Here they replaced microglia after stress induction in mice to see what would happen. The priming of microglia was responsible for initiating and preserving the inflammatory ‘memory’ of the previous stress experience. However, microglia repopulation after stress did not affect the behavioral hypersensitivity to stress.
The authors mention previous work where removal of the spleen blocked recurrence of anxiety and suggest that myeloid cells of the spleen act as a sensitized reservoir of monocytes that can be trafficked to the brain upon stress (mediated by the sympathetic nervous system).
https://www.researchgate.net/publication/328524514_The_Influence_of_Microglial_Elimination_and_Repopulation_on_Stress-Sensitization_Induced_by_Repeated_Social_Defeat
Removing the spleen sounds drastical when propranolol is around.
/Ling
Another NLRP3 inhibitor at the horizon, Dapansutrile, this time for acute gout and possibly for heart failure too:
ReplyDeleteThe first phase 2A proof-of-concept study of a selective NLRP3 inflammasome inhibitor, dapansutrile™ (OLT1177™), in acute gout
https://ard.bmj.com/content/78/Suppl_1/A70
/Ling
And let's add a link from the NLRP3 inflammasome to those Tregs that act as the thermostat of our immune system:
ReplyDelete"In this study, we described that NLRP3-deficient mice generate increased Treg populations.

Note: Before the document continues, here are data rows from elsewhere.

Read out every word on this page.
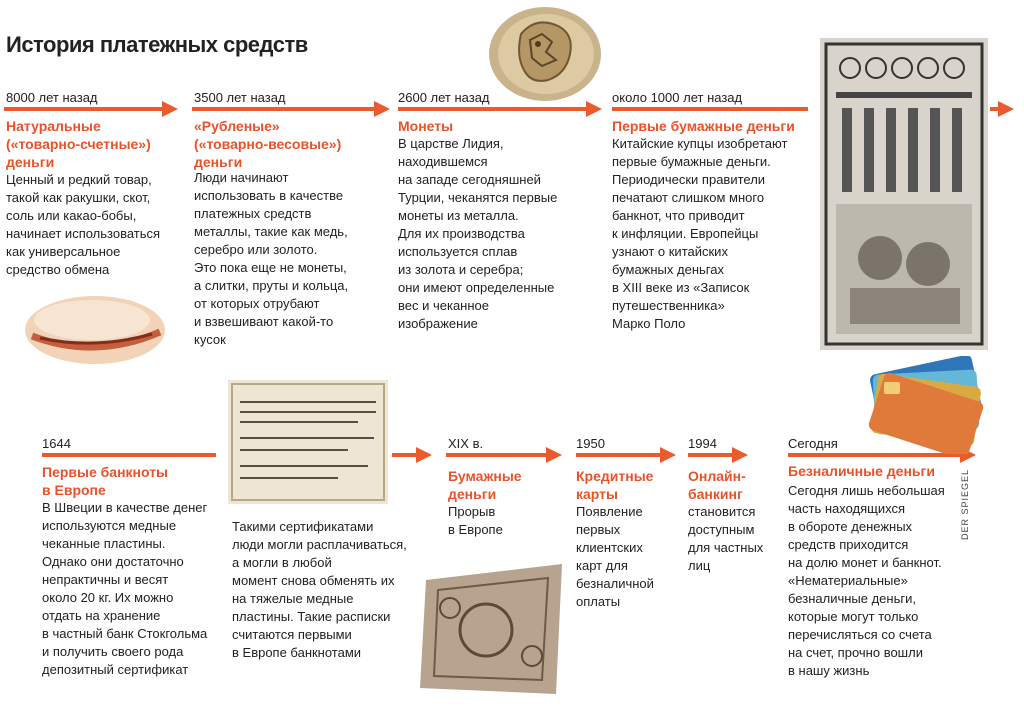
История платежных средств
DER SPIEGEL
8000 лет назад

Натуральные
(«товарно-счетные»)
деньги

Ценный и редкий товар,
такой как ракушки, скот,
соль или какао-бобы,
начинает использоваться
как универсальное
средство обмена

3500 лет назад

«Рубленые»
(«товарно-весовые»)
деньги

Люди начинают
использовать в качестве
платежных средств
металлы, такие как медь,
серебро или золото.
Это пока еще не монеты,
а слитки, пруты и кольца,
от которых отрубают
и взвешивают какой-то
кусок

2600 лет назад

Монеты

В царстве Лидия,
находившемся
на западе сегодняшней
Турции, чеканятся первые
монеты из металла.
Для их производства
используется сплав
из золота и серебра;
они имеют определенные
вес и чеканное
изображение

около 1000 лет назад

Первые бумажные деньги

Китайские купцы изобретают
первые бумажные деньги.
Периодически правители
печатают слишком много
банкнот, что приводит
к инфляции. Европейцы
узнают о китайских
бумажных деньгах
в XIII веке из «Записок
путешественника»
Марко Поло

1644

Первые банкноты
в Европе

В Швеции в качестве денег
используются медные
чеканные пластины.
Однако они достаточно
непрактичны и весят
около 20 кг. Их можно
отдать на хранение
в частный банк Стокгольма
и получить своего рода
депозитный сертификат

Такими сертификатами
люди могли расплачиваться,
а могли в любой
момент снова обменять их
на тяжелые медные
пластины. Такие расписки
считаются первыми
в Европе банкнотами

XIX в.

Бумажные
деньги

Прорыв
в Европе

1950

Кредитные
карты

Появление
первых
клиентских
карт для
безналичной
оплаты

1994

Онлайн-
банкинг

становится
доступным
для частных
лиц

Сегодня

Безналичные деньги

Сегодня лишь небольшая
часть находящихся
в обороте денежных
средств приходится
на долю монет и банкнот.
«Нематериальные»
безналичные деньги,
которые могут только
перечисляться со счета
на счет, прочно вошли
в нашу жизнь
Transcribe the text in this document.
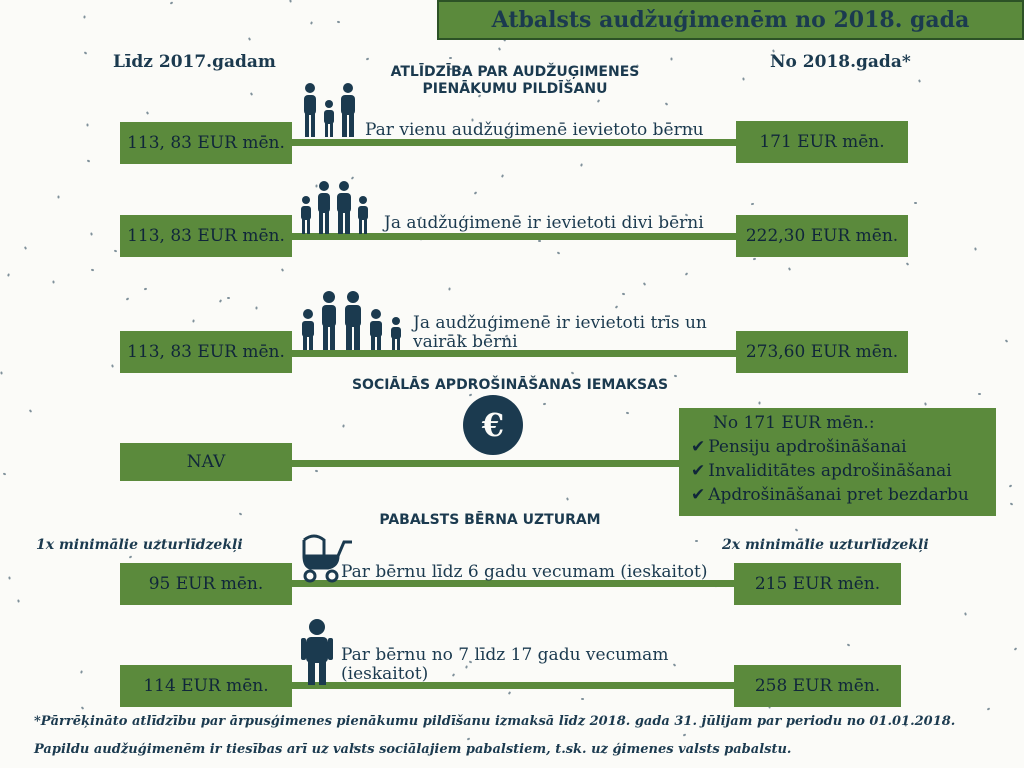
Atbalsts audžuģimenēm no 2018. gada
Līdz 2017.gadam	No 2018.gada*
ATLĪDZĪBA PAR AUDŽUĢIMENES
PIENĀKUMU PILDĪŠANU
113, 83 EUR mēn.	171 EUR mēn.
Par vienu audžuģimenē ievietoto bērnu
113, 83 EUR mēn.	222,30 EUR mēn.
Ja audžuģimenē ir ievietoti divi bērni
113, 83 EUR mēn.	273,60 EUR mēn.
Ja audžuģimenē ir ievietoti trīs un vairāk bērni
SOCIĀLĀS APDROŠINĀŠANAS IEMAKSAS
€
NAV
No 171 EUR mēn.:
✔ Pensiju apdrošināšanai
✔ Invaliditātes apdrošināšanai
✔ Apdrošināšanai pret bezdarbu
PABALSTS BĒRNA UZTURAM
1x minimālie uzturlīdzekļi	2x minimālie uzturlīdzekļi
95 EUR mēn.	215 EUR mēn.
Par bērnu līdz 6 gadu vecumam (ieskaitot)
114 EUR mēn.	258 EUR mēn.
Par bērnu no 7 līdz 17 gadu vecumam (ieskaitot)
*Pārrēķināto atlīdzību par ārpusģimenes pienākumu pildīšanu izmaksā līdz 2018. gada 31. jūlijam par periodu no 01.01.2018.
Papildu audžuģimenēm ir tiesības arī uz valsts sociālajiem pabalstiem, t.sk. uz ģimenes valsts pabalstu.
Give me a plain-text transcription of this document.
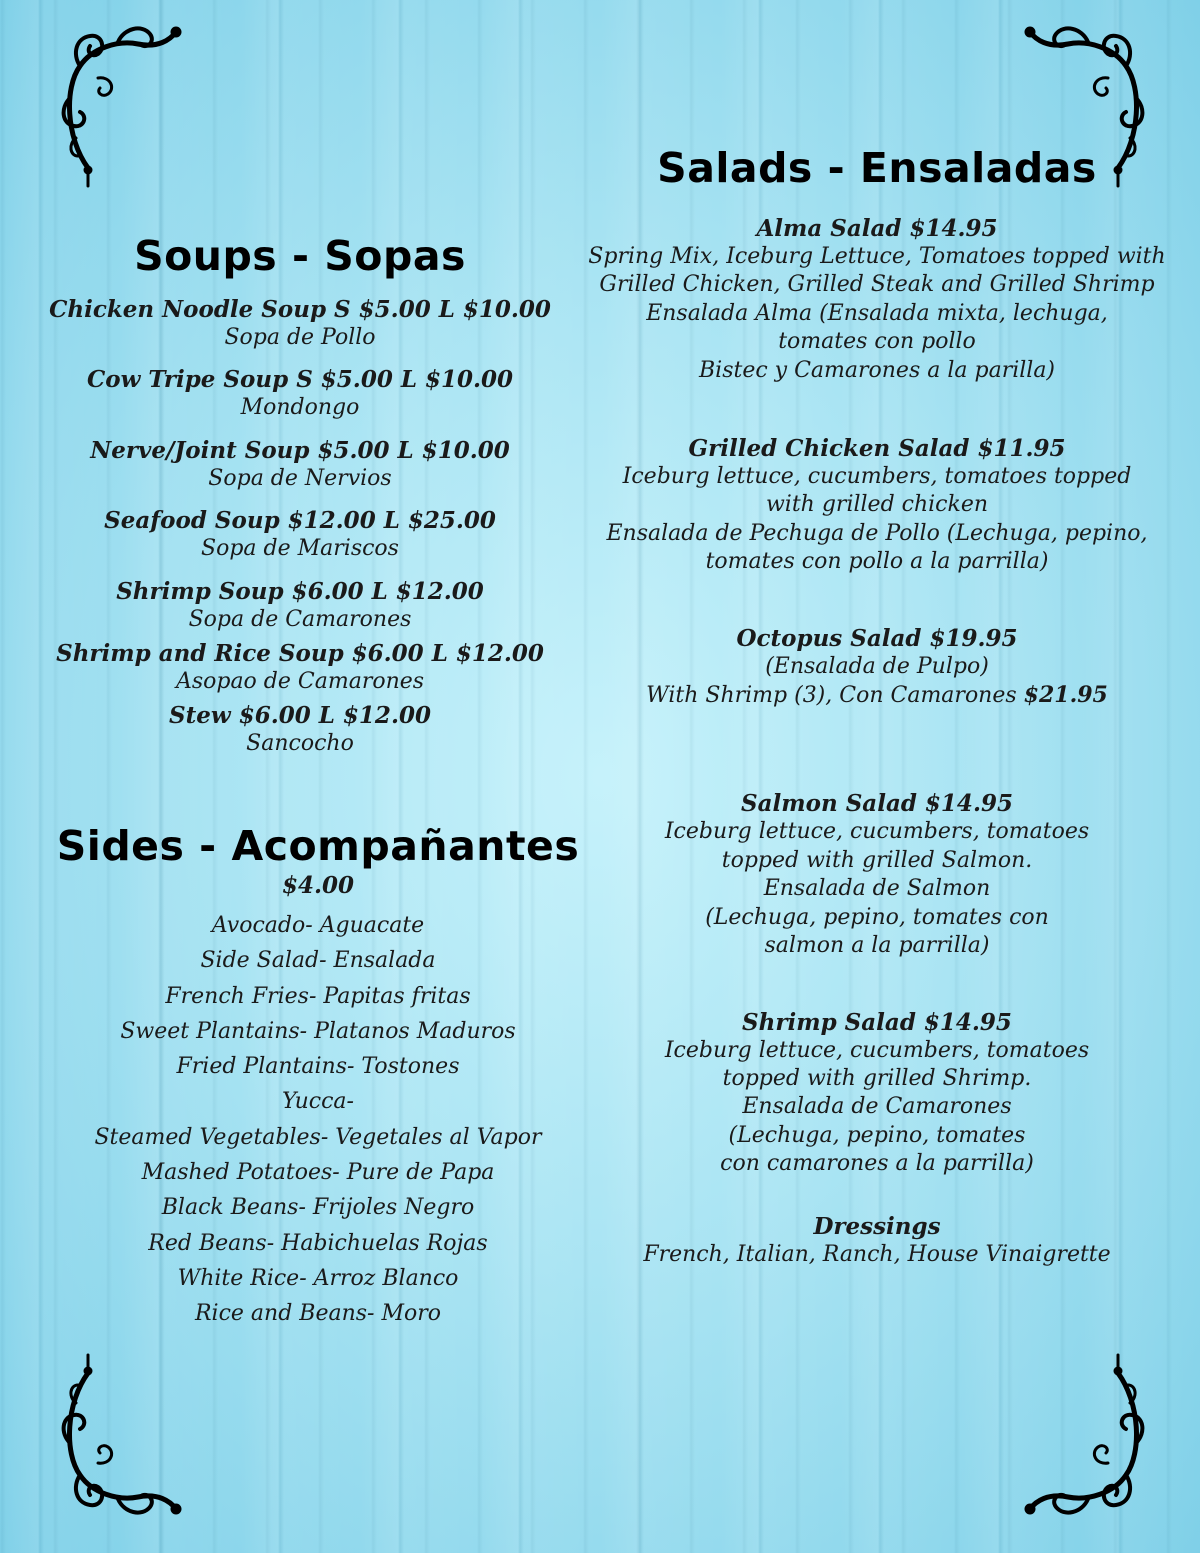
Soups - Sopas
Chicken Noodle Soup S $5.00 L $10.00
Sopa de Pollo
Cow Tripe Soup S $5.00 L $10.00
Mondongo
Nerve/Joint Soup $5.00 L $10.00
Sopa de Nervios
Seafood Soup $12.00 L $25.00
Sopa de Mariscos
Shrimp Soup $6.00 L $12.00
Sopa de Camarones
Shrimp and Rice Soup $6.00 L $12.00
Asopao de Camarones
Stew $6.00 L $12.00
Sancocho
Sides - Acompañantes
$4.00
Avocado- Aguacate
Side Salad- Ensalada
French Fries- Papitas fritas
Sweet Plantains- Platanos Maduros
Fried Plantains- Tostones
Yucca-
Steamed Vegetables- Vegetales al Vapor
Mashed Potatoes- Pure de Papa
Black Beans- Frijoles Negro
Red Beans- Habichuelas Rojas
White Rice- Arroz Blanco
Rice and Beans- Moro
Salads - Ensaladas
Alma Salad $14.95
Spring Mix, Iceburg Lettuce, Tomatoes topped with
Grilled Chicken, Grilled Steak and Grilled Shrimp
Ensalada Alma (Ensalada mixta, lechuga,
tomates con pollo
Bistec y Camarones a la parilla)
Grilled Chicken Salad $11.95
Iceburg lettuce, cucumbers, tomatoes topped
with grilled chicken
Ensalada de Pechuga de Pollo (Lechuga, pepino,
tomates con pollo a la parrilla)
Octopus Salad $19.95
(Ensalada de Pulpo)
With Shrimp (3), Con Camarones $21.95
Salmon Salad $14.95
Iceburg lettuce, cucumbers, tomatoes
topped with grilled Salmon.
Ensalada de Salmon
(Lechuga, pepino, tomates con
salmon a la parrilla)
Shrimp Salad $14.95
Iceburg lettuce, cucumbers, tomatoes
topped with grilled Shrimp.
Ensalada de Camarones
(Lechuga, pepino, tomates
con camarones a la parrilla)
Dressings
French, Italian, Ranch, House Vinaigrette
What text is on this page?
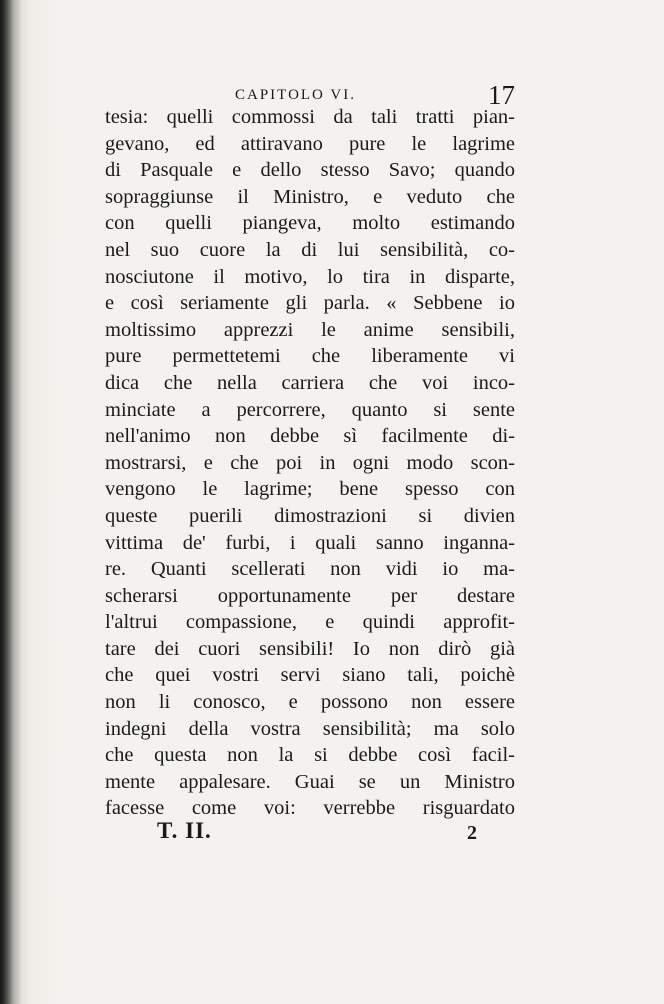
CAPITOLO VI.	17
tesia: quelli commossi da tali tratti pian-
gevano, ed attiravano pure le lagrime
di Pasquale e dello stesso Savo; quando
sopraggiunse il Ministro, e veduto che
con quelli piangeva, molto estimando
nel suo cuore la di lui sensibilità, co-
nosciutone il motivo, lo tira in disparte,
e così seriamente gli parla. « Sebbene io
moltissimo apprezzi le anime sensibili,
pure permettetemi che liberamente vi
dica che nella carriera che voi inco-
minciate a percorrere, quanto si sente
nell'animo non debbe sì facilmente di-
mostrarsi, e che poi in ogni modo scon-
vengono le lagrime; bene spesso con
queste puerili dimostrazioni si divien
vittima de' furbi, i quali sanno inganna-
re. Quanti scellerati non vidi io ma-
scherarsi opportunamente per destare
l'altrui compassione, e quindi approfit-
tare dei cuori sensibili! Io non dirò già
che quei vostri servi siano tali, poichè
non li conosco, e possono non essere
indegni della vostra sensibilità; ma solo
che questa non la si debbe così facil-
mente appalesare. Guai se un Ministro
facesse come voi: verrebbe risguardato
T. II.	2
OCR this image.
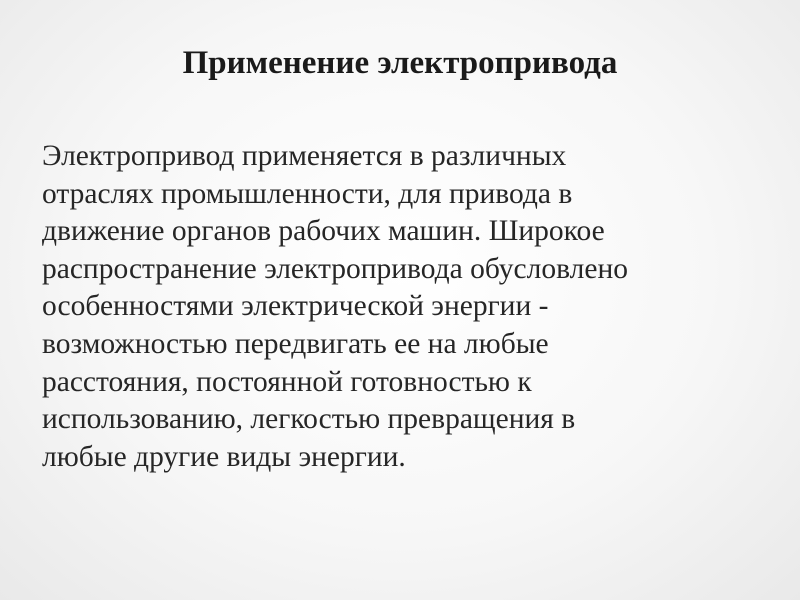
Применение электропривода

Электропривод применяется в различных
отраслях промышленности, для привода в
движение органов рабочих машин. Широкое
распространение электропривода обусловлено
особенностями электрической энергии -
возможностью передвигать ее на любые
расстояния, постоянной готовностью к
использованию, легкостью превращения в
любые другие виды энергии.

Moreover, NLRP3 knockdown in CD4+ T cells exhibits increased Treg differentiation
()
These results demonstrated that pro-inflammatory NLRP3 can repress the differentiation of Tregs by diminishing Foxp3 expression and suggest a role of NLRP3 as a new negative regulator of Treg differentiation."
https://www.ncbi.nlm.nih.gov/pmc/articles/PMC6879348/
It's not a surprise to find another one of the FOXP genes involved here too, though I think this one is not as involved with language as the others.
/Ling
You can use colchicine the gout med for nlrp3
ReplyDeletehttps://www.ncbi.nlm.nih.gov/pmc/articles/PMC10013297/
You can also use sodium benzoate to decreases nlrp3 as well as increasing BBB integrity.
ReplyDeletehttps://www.mdpi.com/2077-0383/11/13/3716
-Stephen
Yes sodium benzoate is very interesting, it is cheap and classed as a food additive. Note that people who lack DAO and so are histamine intolerant have to avoid it.
DeleteDefinitely should be trialed to see if there is a benefit.